Lyftがカリフォルニア州で自動運転車の路上テストを再開

Lyft(リフト)の自動運転車両部門は、新型コロナウイルス(COVID-19)パンデミックで数カ月間中止していたカリフォルニア州での公道試験を再開させた。

Lyftのレベル5プログラムチームは6月30日、自動走行車両の一部がパロアルトの公道と同社のテストトラックに戻ると明らかにした。パロアルトの同社従業員に乗車を提供するパイロットプログラムはまだ再開させていない。

テスト再開にあたっては、個人用防護具の活用や表面のクリーニングなどCDC(米疾病予防管理センター)のガイドラインに沿っているとLyftは話した。同社はまた、新型コロナ感染拡大を予防するための追加の安全策も取っている。各自動走行車両には、乗り込むオペレーター2人の間にパーテーションを設置している。オペレーターはフェイスシールドを着用しなければならず、体温も報告する。そしてオペレーターは2週間同じペアを組む。

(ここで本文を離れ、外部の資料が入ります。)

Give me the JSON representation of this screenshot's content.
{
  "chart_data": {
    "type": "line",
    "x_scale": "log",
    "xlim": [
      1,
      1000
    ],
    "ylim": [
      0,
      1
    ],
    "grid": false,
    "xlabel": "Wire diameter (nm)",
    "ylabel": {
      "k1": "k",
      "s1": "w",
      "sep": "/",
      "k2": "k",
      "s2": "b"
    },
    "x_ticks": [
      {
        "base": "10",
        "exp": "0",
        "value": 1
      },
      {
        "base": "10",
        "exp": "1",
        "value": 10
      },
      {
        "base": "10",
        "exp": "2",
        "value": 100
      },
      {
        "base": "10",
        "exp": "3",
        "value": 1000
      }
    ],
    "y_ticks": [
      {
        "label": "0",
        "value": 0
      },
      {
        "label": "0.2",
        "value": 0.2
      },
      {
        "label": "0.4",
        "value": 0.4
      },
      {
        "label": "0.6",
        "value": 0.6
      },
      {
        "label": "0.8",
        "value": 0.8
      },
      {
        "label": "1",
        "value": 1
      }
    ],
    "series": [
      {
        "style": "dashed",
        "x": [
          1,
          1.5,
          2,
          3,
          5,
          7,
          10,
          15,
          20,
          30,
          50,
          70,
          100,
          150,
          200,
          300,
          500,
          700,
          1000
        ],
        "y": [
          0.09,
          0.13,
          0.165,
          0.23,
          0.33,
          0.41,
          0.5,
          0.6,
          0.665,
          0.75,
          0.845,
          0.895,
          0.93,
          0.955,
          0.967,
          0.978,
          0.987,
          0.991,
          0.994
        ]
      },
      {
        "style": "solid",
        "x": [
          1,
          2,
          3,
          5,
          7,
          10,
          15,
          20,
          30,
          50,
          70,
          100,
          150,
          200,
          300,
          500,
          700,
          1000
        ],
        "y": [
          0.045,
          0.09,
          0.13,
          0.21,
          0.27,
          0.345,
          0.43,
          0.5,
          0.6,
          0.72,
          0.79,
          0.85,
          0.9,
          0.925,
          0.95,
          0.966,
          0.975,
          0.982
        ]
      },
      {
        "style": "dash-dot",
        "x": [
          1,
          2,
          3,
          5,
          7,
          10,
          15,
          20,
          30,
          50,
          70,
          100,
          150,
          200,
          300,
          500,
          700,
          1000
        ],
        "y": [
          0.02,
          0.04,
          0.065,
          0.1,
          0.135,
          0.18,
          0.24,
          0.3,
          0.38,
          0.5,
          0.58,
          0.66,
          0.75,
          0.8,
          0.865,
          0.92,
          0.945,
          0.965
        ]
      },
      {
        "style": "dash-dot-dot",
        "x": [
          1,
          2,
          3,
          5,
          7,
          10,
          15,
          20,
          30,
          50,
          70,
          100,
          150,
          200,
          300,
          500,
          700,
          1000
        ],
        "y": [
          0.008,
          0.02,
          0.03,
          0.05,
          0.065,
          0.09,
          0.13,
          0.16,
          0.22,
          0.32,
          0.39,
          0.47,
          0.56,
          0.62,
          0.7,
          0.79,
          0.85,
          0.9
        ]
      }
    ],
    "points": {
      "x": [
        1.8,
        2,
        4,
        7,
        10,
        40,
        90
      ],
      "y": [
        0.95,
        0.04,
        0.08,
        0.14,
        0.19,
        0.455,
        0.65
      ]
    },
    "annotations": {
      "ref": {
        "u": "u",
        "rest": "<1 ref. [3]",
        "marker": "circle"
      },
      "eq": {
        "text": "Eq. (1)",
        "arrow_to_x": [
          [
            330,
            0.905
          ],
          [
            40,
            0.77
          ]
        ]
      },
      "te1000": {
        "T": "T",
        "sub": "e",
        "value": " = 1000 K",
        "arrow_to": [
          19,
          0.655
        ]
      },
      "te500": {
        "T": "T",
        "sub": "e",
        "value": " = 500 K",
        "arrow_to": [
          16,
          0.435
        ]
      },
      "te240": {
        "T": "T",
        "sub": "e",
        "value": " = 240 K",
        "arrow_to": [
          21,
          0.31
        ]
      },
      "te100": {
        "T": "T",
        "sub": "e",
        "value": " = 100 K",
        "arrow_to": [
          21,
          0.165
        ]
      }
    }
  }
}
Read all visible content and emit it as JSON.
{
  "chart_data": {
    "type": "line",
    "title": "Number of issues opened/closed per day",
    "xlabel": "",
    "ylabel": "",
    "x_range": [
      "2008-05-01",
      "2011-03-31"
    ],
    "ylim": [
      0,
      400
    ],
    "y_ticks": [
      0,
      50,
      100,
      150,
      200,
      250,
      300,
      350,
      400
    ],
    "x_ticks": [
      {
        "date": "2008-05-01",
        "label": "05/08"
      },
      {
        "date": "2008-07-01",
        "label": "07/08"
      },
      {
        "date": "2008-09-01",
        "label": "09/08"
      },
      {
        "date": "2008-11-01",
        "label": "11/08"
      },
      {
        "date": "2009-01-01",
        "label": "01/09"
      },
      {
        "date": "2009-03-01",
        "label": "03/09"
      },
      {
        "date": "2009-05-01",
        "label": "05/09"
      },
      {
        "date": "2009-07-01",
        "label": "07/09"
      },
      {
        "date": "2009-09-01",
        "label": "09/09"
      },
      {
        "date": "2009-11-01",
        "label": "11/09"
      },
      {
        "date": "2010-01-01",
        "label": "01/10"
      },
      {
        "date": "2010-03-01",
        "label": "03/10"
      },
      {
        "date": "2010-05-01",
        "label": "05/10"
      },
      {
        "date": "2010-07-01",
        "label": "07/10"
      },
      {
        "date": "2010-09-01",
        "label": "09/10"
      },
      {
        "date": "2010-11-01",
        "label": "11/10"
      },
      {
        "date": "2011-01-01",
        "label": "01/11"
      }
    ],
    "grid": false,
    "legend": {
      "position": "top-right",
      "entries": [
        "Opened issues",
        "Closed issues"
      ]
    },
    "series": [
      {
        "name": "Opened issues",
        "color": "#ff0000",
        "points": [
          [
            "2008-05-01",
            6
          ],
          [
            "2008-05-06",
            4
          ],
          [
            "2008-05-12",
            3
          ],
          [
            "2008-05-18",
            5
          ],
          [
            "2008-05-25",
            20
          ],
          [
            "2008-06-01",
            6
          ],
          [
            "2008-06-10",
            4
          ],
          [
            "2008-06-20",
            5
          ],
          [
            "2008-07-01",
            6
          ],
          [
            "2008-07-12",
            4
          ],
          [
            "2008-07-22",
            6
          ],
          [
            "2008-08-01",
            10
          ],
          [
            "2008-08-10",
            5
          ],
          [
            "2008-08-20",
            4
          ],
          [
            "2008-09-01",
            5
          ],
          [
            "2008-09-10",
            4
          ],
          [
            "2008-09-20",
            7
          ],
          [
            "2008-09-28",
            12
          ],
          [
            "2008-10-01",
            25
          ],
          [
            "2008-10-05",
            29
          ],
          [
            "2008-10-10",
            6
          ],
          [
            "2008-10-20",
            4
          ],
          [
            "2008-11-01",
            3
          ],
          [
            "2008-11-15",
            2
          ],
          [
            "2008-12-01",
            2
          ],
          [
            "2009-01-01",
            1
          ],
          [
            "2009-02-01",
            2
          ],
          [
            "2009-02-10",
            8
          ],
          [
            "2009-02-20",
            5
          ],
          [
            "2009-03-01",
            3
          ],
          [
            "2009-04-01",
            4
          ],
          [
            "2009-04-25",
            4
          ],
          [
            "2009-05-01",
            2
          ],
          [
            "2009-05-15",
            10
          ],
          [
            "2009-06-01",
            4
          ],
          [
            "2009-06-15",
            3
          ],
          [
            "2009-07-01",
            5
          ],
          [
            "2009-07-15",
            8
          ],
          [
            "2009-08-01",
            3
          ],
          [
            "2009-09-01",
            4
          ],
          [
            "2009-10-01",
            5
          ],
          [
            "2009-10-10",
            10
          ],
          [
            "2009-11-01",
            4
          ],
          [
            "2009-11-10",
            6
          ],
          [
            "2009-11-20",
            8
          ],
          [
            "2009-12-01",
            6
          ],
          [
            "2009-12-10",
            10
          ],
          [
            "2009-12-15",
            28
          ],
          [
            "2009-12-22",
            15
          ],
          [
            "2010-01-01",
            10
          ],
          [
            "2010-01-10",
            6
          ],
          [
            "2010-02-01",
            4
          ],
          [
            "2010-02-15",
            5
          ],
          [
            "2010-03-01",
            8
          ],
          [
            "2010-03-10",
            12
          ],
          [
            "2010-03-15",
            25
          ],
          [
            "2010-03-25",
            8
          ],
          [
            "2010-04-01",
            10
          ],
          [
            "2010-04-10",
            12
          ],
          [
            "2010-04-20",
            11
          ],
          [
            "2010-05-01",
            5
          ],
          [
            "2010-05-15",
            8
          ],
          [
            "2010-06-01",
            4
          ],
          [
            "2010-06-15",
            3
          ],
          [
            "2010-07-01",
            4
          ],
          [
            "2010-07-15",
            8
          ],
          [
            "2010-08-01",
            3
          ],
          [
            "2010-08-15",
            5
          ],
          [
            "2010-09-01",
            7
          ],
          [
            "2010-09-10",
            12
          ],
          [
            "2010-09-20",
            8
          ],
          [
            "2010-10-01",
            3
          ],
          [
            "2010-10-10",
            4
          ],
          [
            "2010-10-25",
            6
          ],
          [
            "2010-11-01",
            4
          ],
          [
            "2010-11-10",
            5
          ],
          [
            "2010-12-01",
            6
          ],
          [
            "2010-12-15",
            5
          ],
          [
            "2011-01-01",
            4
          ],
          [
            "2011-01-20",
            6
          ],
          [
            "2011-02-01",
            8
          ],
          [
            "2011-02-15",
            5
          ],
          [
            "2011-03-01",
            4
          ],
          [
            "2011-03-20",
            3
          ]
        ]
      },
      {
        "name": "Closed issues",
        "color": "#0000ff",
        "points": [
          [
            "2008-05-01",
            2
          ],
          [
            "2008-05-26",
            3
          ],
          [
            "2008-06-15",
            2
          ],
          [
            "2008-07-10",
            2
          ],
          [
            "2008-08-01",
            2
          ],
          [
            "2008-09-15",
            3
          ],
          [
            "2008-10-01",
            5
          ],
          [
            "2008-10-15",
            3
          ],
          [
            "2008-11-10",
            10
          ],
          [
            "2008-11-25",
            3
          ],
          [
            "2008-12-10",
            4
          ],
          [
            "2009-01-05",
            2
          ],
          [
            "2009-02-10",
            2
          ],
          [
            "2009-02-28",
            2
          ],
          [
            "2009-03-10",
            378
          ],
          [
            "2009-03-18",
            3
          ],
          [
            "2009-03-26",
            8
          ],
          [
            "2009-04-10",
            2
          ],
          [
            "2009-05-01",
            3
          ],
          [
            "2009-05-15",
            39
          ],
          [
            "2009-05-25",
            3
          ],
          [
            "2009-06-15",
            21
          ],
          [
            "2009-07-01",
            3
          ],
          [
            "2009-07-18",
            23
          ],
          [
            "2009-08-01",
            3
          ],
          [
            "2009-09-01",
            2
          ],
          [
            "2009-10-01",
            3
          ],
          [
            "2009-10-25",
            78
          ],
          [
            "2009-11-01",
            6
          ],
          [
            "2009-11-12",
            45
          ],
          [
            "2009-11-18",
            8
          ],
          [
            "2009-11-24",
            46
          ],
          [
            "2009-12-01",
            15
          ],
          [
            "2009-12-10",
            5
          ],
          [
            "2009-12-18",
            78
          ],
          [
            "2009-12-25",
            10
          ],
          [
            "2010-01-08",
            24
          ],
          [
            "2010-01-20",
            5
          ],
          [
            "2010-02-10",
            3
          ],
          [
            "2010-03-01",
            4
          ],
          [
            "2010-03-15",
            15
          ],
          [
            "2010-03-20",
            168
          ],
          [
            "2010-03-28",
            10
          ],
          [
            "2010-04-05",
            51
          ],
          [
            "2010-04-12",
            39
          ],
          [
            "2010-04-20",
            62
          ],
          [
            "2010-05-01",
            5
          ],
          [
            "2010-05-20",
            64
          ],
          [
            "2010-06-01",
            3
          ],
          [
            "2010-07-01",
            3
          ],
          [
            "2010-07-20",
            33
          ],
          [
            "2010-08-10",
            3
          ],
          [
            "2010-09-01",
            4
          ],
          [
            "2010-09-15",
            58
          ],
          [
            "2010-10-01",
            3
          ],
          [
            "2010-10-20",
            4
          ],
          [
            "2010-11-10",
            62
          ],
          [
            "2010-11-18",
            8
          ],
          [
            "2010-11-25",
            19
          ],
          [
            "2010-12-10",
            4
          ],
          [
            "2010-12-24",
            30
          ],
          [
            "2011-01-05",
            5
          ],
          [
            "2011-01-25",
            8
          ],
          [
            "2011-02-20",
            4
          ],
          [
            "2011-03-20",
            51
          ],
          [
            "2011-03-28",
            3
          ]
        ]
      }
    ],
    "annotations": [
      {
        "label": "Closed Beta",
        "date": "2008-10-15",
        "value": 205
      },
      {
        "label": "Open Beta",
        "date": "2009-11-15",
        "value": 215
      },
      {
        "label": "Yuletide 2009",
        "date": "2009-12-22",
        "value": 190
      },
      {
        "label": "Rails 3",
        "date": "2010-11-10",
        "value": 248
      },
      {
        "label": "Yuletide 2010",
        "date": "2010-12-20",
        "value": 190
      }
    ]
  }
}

Lyftのレベル5プログラムは2017年7月に立ち上がったが、カリフォルニアの公道でのテストは2018年11月まで始まらなかった。レベル5はSAEの自動運転レベルで、あらゆる状況で自動運転できることを意味する。Lyftはその後、テストプログラムと車両を展開した。2019年後半までの四半期の自動走行マイル数は、その6カ月前の四半期の4倍超になった。

カリフォルニア州で自動運転車両を管轄する同州車両管理局によると、Lyftは2019年に同州の公道で自動運転車両19台をテストした。2018年12月から2019年11月までの期間に稼働した19台は、自動運転モードで計4万3000マイル(約6万9000km)走行した、と同社が2月に発表した年間レポートにある。同様のテストを展開しているArgo AI(アルゴAI)、Cruise(クルーズ)、Waymo(ウェイモ)に比べるとその数字はかなり小さいが、Lyftのプログラムにおいては進展となる。

Lyftはシミュレーションで路上テストを補い、新型コロナによる一時停止期間中はそれまで以上にシミュレーションに頼った。そしてカリフォルニア州が規制を緩和し、経済を再開させていても、引き続きシミュレーションを活用する。

6月30日に掲載された同社レベル5プロジェクトのエンジニアリング担当ディレクター、Robert Morgan(ロバート・モーガン)氏と、プロダクトマネジメント担当のディレクター、Sameer Qureshi(サミア・クレシ)氏によるブログによると、シミュレーションはコントロールや同時再現性、安全性をさらに高めるのに費用対効果が高い方法だ。2人は、シミュレーションによりレベル5のチームが車両を使ったり、従業員がデスクを離れたりすることなく、そしてここ数カ月は自宅を離れることなくテストできた、と話した。レベル5部門はロンドン、ミュンヘン、米国に従業員400人超を抱える。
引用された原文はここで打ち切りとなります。